4 thoughts on “R&D not usually an election topic

  1. ” probably better than the old days when voters were bribed with beer ”

    Surely not beer! In Carleton county at least, it was rum.

    I guess the Harperite approach follows from their belief that there is no public good, just a bunch of private goods.

    R&D in this country is largely a public expenditure; the private sector seems to expect the taxpayer to pay the costs to produce new business opportunities for them. Because the community is so small, you can expect that R&D will be on the chopping block when the cuts start coming. It has already started federally; after the election we will see it here as well. It won’t be announced publically; just a ratcheting down of GNB investment in universities and other research orgs.

  2. The freezing of property tax assessments for seniors is absolutely ridiculous. I know why they do that – old people vote. However, the shortsightedness of this is symptomatic of the screwed up thinking in NB. If anyone should have property tax frozen, it is the younger people.

    However, it gets me thinking about how the impact that property tax has on one’s personal net worth.

    I grew up in NB and was educated in NB. I am in my thirties and in a professional occupation. We (wife/baby/me) used to live in NB. Our house in Quispamsis was in a typical middle class neighhourhood and could be found just about anywhere in Canada.
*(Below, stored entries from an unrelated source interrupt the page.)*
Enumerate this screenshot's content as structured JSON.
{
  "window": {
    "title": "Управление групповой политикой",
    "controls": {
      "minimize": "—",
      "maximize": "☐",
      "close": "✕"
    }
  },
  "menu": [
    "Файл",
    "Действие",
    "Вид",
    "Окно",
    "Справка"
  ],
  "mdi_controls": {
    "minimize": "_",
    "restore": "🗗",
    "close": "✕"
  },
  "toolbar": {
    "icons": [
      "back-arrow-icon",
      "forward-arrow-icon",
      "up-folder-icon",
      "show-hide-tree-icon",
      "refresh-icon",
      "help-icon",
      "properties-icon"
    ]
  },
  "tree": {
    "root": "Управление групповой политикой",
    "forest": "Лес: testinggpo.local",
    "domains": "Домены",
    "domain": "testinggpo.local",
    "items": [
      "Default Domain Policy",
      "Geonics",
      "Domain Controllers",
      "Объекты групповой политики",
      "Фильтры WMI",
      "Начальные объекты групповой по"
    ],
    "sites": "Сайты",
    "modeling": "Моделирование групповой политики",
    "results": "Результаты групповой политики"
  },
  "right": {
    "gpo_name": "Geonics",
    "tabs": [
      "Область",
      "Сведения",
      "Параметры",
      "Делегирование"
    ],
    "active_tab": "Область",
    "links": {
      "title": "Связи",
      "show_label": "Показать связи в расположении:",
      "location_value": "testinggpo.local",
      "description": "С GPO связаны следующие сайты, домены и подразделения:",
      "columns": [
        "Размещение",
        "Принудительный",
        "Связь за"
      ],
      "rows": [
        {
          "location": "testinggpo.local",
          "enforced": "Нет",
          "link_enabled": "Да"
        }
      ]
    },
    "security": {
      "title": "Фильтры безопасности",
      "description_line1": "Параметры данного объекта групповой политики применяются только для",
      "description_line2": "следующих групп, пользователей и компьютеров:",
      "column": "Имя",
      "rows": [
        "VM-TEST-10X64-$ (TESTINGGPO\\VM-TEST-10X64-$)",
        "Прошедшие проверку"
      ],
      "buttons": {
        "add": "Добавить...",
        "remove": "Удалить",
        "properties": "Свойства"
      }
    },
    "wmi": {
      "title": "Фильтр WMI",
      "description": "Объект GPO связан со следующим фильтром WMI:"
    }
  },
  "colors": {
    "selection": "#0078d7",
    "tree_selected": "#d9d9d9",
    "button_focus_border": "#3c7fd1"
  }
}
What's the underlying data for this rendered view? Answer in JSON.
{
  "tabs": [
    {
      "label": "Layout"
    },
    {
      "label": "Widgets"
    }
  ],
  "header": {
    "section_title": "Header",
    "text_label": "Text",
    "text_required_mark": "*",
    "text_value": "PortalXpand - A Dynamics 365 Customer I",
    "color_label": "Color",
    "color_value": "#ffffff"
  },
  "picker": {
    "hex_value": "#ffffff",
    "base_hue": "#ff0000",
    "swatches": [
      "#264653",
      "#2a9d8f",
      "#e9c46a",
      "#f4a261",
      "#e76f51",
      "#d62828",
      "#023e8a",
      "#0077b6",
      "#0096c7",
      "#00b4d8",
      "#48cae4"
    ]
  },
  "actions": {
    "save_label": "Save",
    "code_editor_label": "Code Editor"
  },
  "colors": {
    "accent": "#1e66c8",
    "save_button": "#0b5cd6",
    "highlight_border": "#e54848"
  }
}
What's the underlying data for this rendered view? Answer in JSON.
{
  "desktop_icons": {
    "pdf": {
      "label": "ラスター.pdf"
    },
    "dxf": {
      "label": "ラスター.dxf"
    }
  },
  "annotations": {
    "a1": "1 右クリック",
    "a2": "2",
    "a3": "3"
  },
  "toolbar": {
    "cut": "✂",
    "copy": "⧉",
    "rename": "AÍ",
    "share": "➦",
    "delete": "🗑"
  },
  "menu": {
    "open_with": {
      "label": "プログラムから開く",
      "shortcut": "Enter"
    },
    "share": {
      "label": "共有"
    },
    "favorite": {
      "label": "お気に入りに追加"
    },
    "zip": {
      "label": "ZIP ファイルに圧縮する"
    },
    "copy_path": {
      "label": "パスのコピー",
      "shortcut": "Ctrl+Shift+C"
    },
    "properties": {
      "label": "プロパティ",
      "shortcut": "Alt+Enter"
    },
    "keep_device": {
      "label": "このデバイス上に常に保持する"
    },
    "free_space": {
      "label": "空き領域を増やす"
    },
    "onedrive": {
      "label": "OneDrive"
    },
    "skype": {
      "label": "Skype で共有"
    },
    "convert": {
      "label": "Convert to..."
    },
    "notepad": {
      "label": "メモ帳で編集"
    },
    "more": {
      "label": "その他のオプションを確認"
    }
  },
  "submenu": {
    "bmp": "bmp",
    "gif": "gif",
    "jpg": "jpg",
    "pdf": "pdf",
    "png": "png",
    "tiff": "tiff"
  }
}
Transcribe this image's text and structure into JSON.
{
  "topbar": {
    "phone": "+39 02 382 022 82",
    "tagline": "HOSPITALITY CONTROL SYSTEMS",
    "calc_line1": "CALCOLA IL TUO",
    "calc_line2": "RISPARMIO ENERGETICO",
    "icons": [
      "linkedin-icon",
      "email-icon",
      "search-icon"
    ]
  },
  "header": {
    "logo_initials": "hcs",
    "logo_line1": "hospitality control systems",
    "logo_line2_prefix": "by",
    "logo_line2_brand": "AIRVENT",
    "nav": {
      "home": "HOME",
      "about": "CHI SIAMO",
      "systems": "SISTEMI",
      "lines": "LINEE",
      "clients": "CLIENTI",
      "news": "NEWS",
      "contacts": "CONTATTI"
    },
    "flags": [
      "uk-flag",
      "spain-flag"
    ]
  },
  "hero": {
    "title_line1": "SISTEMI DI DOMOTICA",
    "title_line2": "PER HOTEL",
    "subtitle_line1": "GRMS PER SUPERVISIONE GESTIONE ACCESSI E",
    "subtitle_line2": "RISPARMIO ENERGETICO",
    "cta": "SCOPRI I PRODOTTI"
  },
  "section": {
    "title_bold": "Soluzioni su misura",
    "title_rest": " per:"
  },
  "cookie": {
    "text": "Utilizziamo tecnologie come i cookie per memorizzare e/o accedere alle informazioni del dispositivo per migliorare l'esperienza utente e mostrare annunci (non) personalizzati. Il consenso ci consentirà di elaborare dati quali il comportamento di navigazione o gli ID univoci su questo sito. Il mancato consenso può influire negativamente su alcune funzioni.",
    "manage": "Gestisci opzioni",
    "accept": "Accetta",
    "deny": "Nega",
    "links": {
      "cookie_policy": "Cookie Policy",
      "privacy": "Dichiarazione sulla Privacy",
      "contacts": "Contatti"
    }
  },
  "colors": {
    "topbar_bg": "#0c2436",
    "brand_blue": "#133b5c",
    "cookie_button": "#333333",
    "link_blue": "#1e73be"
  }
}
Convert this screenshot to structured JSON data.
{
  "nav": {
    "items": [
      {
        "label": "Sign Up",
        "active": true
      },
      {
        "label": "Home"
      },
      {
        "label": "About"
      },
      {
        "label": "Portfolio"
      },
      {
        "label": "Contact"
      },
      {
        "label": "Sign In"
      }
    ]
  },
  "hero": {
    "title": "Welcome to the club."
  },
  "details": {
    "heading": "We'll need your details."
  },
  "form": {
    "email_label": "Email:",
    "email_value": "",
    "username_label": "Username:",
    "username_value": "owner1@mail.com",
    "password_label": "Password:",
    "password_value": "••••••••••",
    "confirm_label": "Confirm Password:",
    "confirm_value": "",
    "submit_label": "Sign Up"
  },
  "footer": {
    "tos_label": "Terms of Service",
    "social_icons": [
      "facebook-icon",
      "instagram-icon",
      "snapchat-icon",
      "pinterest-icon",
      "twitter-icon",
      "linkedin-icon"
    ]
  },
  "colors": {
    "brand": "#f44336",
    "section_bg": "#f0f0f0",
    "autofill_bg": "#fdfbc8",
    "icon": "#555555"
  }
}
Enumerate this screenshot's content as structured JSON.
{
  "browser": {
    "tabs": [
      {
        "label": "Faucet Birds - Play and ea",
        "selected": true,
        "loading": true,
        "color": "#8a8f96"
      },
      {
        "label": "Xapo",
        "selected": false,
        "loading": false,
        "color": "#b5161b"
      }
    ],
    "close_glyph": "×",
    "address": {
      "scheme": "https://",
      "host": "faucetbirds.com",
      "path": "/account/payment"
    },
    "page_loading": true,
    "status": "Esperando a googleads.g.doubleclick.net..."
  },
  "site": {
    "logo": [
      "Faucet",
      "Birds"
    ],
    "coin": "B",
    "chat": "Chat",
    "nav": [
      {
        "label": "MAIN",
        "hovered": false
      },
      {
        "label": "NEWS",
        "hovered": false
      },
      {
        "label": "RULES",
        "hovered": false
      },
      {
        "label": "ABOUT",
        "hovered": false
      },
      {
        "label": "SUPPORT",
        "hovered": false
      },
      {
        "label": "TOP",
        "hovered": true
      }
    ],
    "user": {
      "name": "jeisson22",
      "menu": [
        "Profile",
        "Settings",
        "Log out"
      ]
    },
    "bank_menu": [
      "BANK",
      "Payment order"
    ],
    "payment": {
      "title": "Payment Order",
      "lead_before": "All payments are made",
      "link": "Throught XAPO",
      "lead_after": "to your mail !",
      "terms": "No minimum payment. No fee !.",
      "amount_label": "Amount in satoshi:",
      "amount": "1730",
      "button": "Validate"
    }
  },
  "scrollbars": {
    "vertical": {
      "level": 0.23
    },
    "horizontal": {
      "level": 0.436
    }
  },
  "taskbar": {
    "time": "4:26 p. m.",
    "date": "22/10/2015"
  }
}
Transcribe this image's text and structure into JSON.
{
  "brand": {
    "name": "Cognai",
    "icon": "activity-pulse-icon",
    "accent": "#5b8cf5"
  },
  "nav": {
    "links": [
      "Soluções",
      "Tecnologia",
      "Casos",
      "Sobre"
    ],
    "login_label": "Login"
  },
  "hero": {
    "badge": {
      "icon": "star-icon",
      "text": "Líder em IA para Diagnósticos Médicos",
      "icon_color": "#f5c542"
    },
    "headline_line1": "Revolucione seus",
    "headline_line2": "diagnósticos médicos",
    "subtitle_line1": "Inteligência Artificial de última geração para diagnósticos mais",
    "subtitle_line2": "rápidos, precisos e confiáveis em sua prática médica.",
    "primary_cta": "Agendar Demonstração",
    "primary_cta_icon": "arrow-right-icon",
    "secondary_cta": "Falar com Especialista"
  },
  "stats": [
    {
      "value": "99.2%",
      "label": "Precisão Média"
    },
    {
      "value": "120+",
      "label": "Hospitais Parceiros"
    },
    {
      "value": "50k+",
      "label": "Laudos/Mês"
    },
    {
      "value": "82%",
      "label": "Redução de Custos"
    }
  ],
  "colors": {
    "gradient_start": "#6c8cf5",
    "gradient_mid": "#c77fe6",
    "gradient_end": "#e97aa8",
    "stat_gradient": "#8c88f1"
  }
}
It was assessed at $140,000, and we paid property taxes of around $2000 per year.

    We did all we could to stay in NB but our circumstances changed. In 2007 we moved to Calgary. We bought a similar middle class house in a Calgary suburb, paying $470,000. This is not a fancy neighbourhood. The people around us have the same kinds of typical jobs as the people around us in Quispam. Fortunately when we bought the housing bubble had mostly burst and prices were down dramatically. My income also increased moving here.

    The 2010 property tax on our $470,000 Calgary house is $2300. Yes, 2300! – virtually the same as what we paid on our $140,000 Quispamsis house. I was shocked by this when we moved to Calgary.

    If we had the tax rates that you have in NB, I figure that our Calgary house would be worth about $250,000 because the property taxes are factored into the value of the asset. This extra $220,000 would ultimately come out of my net worth. This means that I have less and the government has more.

    Do not underestimate the impact that taxes have on your assets and the economy.

  3. “The 2010 property tax on our $470,000 Calgary house is $2300.”

    When I lived in ON, we had a suburban house that was valued around $250K; the property taxes (excluding water and sewer charges, which in some localities are incl in prop tax) were abt 3K. That is almost double the prop tax I am paying now in NB.

  4. It’s VERY difficult to make cross provincial comparisons on property tax.
    Our home’s resale value is now around $320,000, however, that is not nearly our ASSESSED value (assessed is MUCH lower). We pay $2600 in property taxes, which is only about $500 more than my parents in Oromocto pay.
    This does NOT include water and sewage, although they may be partly subsidized. Unlike most of Ontario, our taxes go to both a City government AND a Regional government. The majority goes to the regional government, and it should be kept in mind that our property tax also covers regional public education, which isn’t the case in New Brunswick (I’m pretty sure).
    The two level model is something that Finn sort of looks at, but only includes water and sewage in the second ‘tier’. Two levels of government is something that may well make such amalgamation more desirable for those in LSD’s, IF they can keep control of certain resources and policies.
    A ‘typical’ home in Moncton is assessed at 140 grand, and will pay $2300, and of that cost I don’t think ANY goes toward public education, whereas here it is our biggest expense.